Curator: Fadwa Naamna
Artists: Lana Čmajčanin, Jan Dibbets, Xandra van der Eijk, Manal Mahamid, Josef Schulz, Giuditta Vendrame, Stijn Verhoeff

Coming from Palestine, where the land is divided and segregated, my first road trip in Europe felt like a utopic journey. With its open borders, one could almost forget that this continent was parceled out only a few decades ago and that this openness came after multiple bloody battles. Beyond this ostensible tranquility, however, territorial disputes are alive and kicking; from the Russo-Ukrainian War and the Northern Ireland Protocol, to Kashmir, Korea, and even Antarctica where no human permanently lives, geopolitical conflicts have also globally affected the lives of those who are geographically distant.

Borders are imaginary lines, subjective, infinite, and abstract. But the moment they are inscribed on a map, they possess new social and political meanings. They are not natural even if they’re defined by nature. Be it shaped by mountains, rivers, seas, or fences of barbed wire, borders are imposed to mark sovereignty and control. They separate between nation states, between interior and exterior, and all what is considered to be “ours” and “theirs”.

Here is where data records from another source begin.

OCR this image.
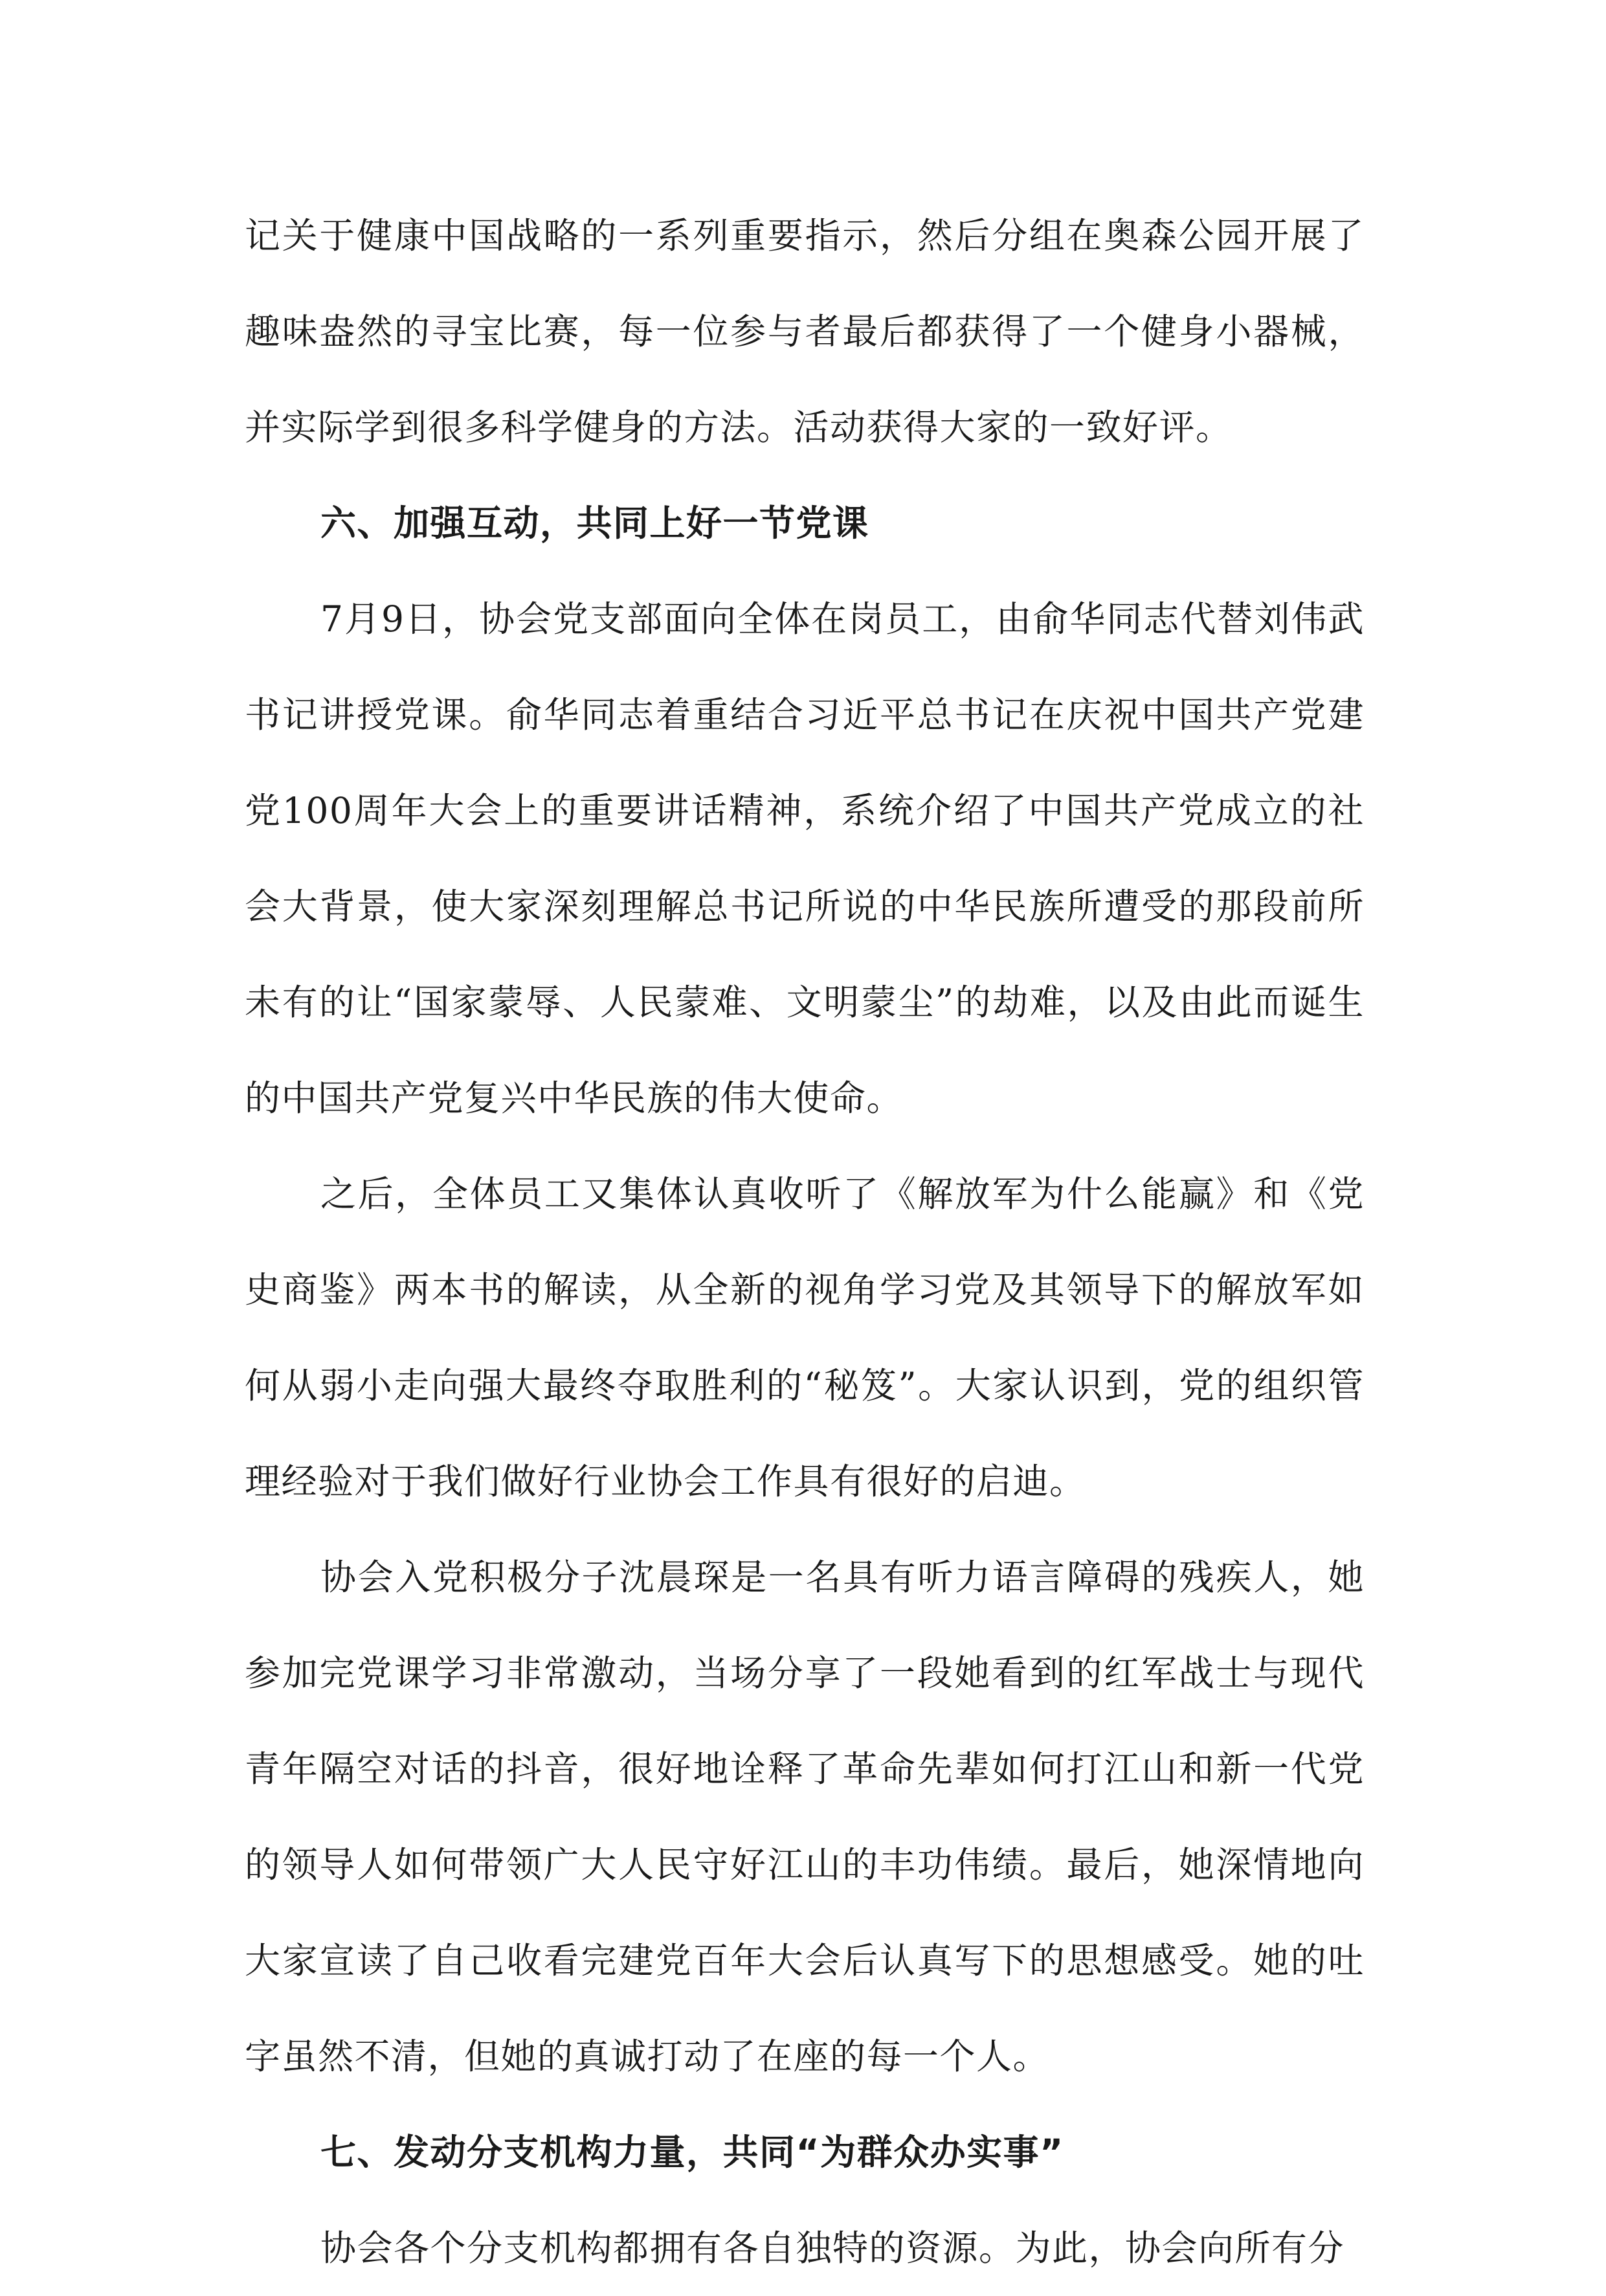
记关于健康中国战略的一系列重要指示，然后分组在奥森公园开展了趣味盎然的寻宝比赛，每一位参与者最后都获得了一个健身小器械，并实际学到很多科学健身的方法。活动获得大家的一致好评。

六、加强互动，共同上好一节党课

7月9日，协会党支部面向全体在岗员工，由俞华同志代替刘伟武书记讲授党课。俞华同志着重结合习近平总书记在庆祝中国共产党建党100周年大会上的重要讲话精神，系统介绍了中国共产党成立的社会大背景，使大家深刻理解总书记所说的中华民族所遭受的那段前所未有的让“国家蒙辱、人民蒙难、文明蒙尘”的劫难，以及由此而诞生的中国共产党复兴中华民族的伟大使命。

之后，全体员工又集体认真收听了《解放军为什么能赢》和《党史商鉴》两本书的解读，从全新的视角学习党及其领导下的解放军如何从弱小走向强大最终夺取胜利的“秘笈”。大家认识到，党的组织管理经验对于我们做好行业协会工作具有很好的启迪。

协会入党积极分子沈晨琛是一名具有听力语言障碍的残疾人，她参加完党课学习非常激动，当场分享了一段她看到的红军战士与现代青年隔空对话的抖音，很好地诠释了革命先辈如何打江山和新一代党的领导人如何带领广大人民守好江山的丰功伟绩。最后，她深情地向大家宣读了自己收看完建党百年大会后认真写下的思想感受。她的吐字虽然不清，但她的真诚打动了在座的每一个人。

七、发动分支机构力量，共同“为群众办实事”

协会各个分支机构都拥有各自独特的资源。为此，协会向所有分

But a border isn’t merely a physical entity, it’s also a division between ideas. It’s the boundaries that we determine and establish for the definitions, values, and categories according to which we live and look at the world around us. It’s through these boundaries that we are able to distinguish opposite, binary meanings including life and death, good and evil, black and white, as well as similar versus different. Borderlines can thus be a device of polarization as they produce hierarchical relationships between races, cultures, socio-economic classes, and genders, among others.

‘Horizon, Interrupted’ brings together a number of artworks that foreground different readings on borders, territories, and transition. While some works deal with the idea of borders directly, others tackle the concept of liminality and landscape division from a poetic and conceptual perspective. Can we contemplate human-made borders through non-human lenses? Could the global political order be maintained in a world without frontiers?